I have to hand it to the creators of this film. Gregory Jacobs is a relatively new director (though he has helped on many projects) and Joe Gangemi is a new writer. Steven Katz also co-wrote this film, but hasn't written any screenplay since 2000's "Shadow of the Vampire" (which was quite good, for the record). Being new doesn't hamper these guys -- they put together a tight picture.
The writing is much stronger than the plot or directing, I have to say. I enjoyed the plot of the boy's mysterious background (this alone could have carried the film), but the ghosts and the violent cop just weren't all that interesting to me. I enjoyed the isolated car story much better in "Penny Dreadful". The dialog was astoundingly incredible. I could have listened to these two talk about pointless things for hours. The inclusion of Nietzsche's eternal recurrence was a nice touch, and actually ties in to the plot. As a philosophy major, that tugged at my heartstrings.

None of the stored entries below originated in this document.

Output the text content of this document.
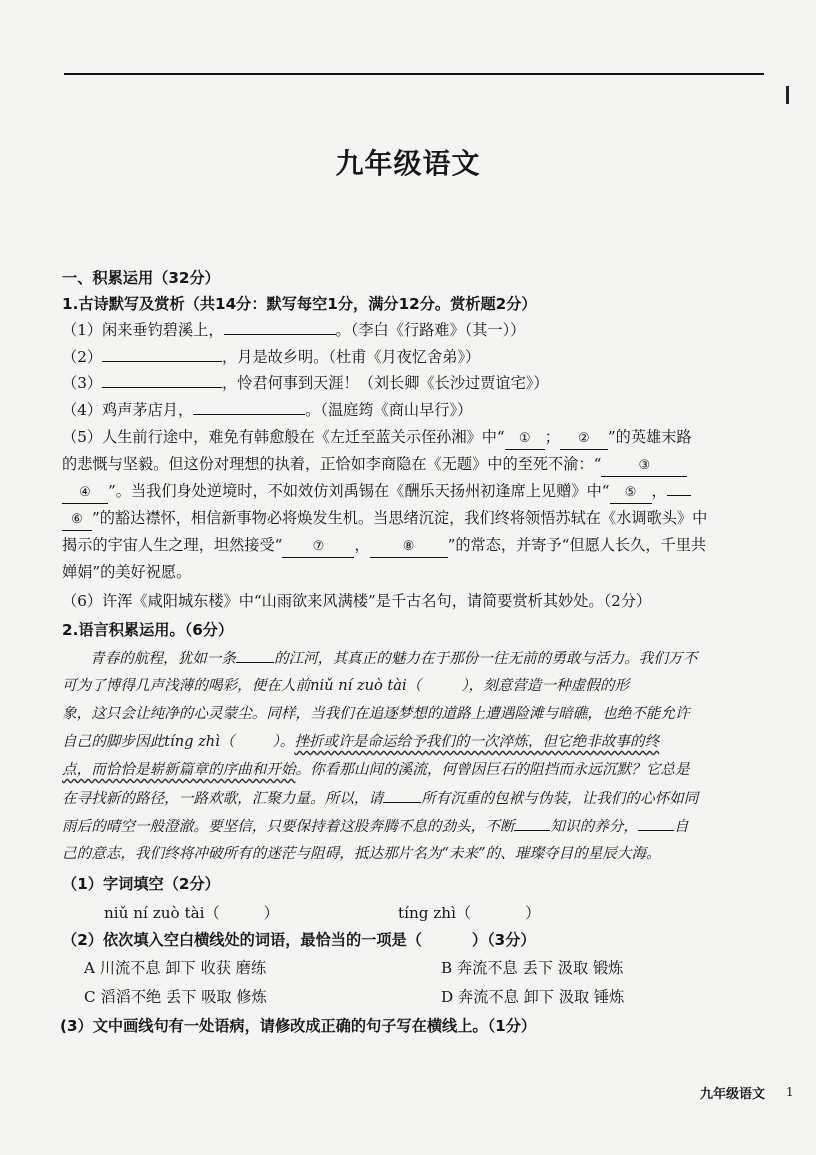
九年级语文
一、积累运用（32分）
1.古诗默写及赏析（共14分：默写每空1分，满分12分。赏析题2分）
（1）闲来垂钓碧溪上，	。（李白《行路难》（其一））
（2）	，月是故乡明。（杜甫《月夜忆舍弟》）
（3）	，怜君何事到天涯！（刘长卿《长沙过贾谊宅》）
（4）鸡声茅店月，	。（温庭筠《商山早行》）
（5）人生前行途中，难免有韩愈般在《左迁至蓝关示侄孙湘》中“ ① ； ② ”的英雄末路
的悲慨与坚毅。但这份对理想的执着，正恰如李商隐在《无题》中的至死不渝：“	③
④ ”。当我们身处逆境时，不如效仿刘禹锡在《酬乐天扬州初逢席上见赠》中“ ⑤ ，
⑥ ”的豁达襟怀，相信新事物必将焕发生机。当思绪沉淀，我们终将领悟苏轼在《水调歌头》中
揭示的宇宙人生之理，坦然接受“ ⑦ ，	⑧ ”的常态，并寄予“但愿人长久，千里共
婵娟”的美好祝愿。
（6）许浑《咸阳城东楼》中“山雨欲来风满楼”是千古名句，请简要赏析其妙处。（2分）
2.语言积累运用。（6分）
青春的航程，犹如一条	的江河，其真正的魅力在于那份一往无前的勇敢与活力。我们万不
可为了博得几声浅薄的喝彩，便在人前niǔ ní zuò tài（	），刻意营造一种虚假的形
象，这只会让纯净的心灵蒙尘。同样，当我们在追逐梦想的道路上遭遇险滩与暗礁，也绝不能允许
自己的脚步因此tíng zhì（	）。挫折或许是命运给予我们的一次淬炼，但它绝非故事的终
点，而恰恰是崭新篇章的序曲和开始。你看那山间的溪流，何曾因巨石的阻挡而永远沉默？它总是
在寻找新的路径，一路欢歌，汇聚力量。所以，请	所有沉重的包袱与伪装，让我们的心怀如同
雨后的晴空一般澄澈。要坚信，只要保持着这股奔腾不息的劲头，不断 知识的养分， 自
己的意志，我们终将冲破所有的迷茫与阻碍，抵达那片名为“未来”的、璀璨夺目的星辰大海。
（1）字词填空（2分）
niǔ ní zuò tài（	）	tíng zhì（	）
（2）依次填入空白横线处的词语，最恰当的一项是（	）（3分）
A 川流不息 卸下 收获 磨练	B 奔流不息 丢下 汲取 锻炼
C 滔滔不绝 丢下 吸取 修炼	D 奔流不息 卸下 汲取 锤炼
(3）文中画线句有一处语病，请修改成正确的句子写在横线上。（1分）
九年级语文 1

The guy was a decent actor, but the real star here is Emily Blunt. You might know her name, and you're familiar with her if you've seen "The Devil Wears Prada" (I haven't). Miss Blunt has several projects in 2007 and 2008, and I'm not surprised -- she is a dynamic actress that is both talented and beautiful. And not the dainty type of beauty Hollywood likes, but a more powerful brand.
The film is a bit tedious and drags in the second half. Things get repetitive (hence the eternal recurrence) and the ghosts aren't really all that interesting. The cop is bland, the priest is just mildly intimidating and the black man who coughs up an eel is not nearly as creepy as it could have been. I mean, he's coughing up an eel -- that should have been the highlight of the film, but it was just a quick scene.
I'm glad I saw this one. It had solid writing and a nice dynamic between the two leads. I was expecting the music to be better, with the score being done by the same man who composed the score for "The Fountain" but I was instead treated to bad Christmas songs. I've had enough of Christmas movies and music. But, I suppose it's better than Creed or Rush. If you're curious, pick this one up. It's not a bad beer and pizza movie, though you could probably do better.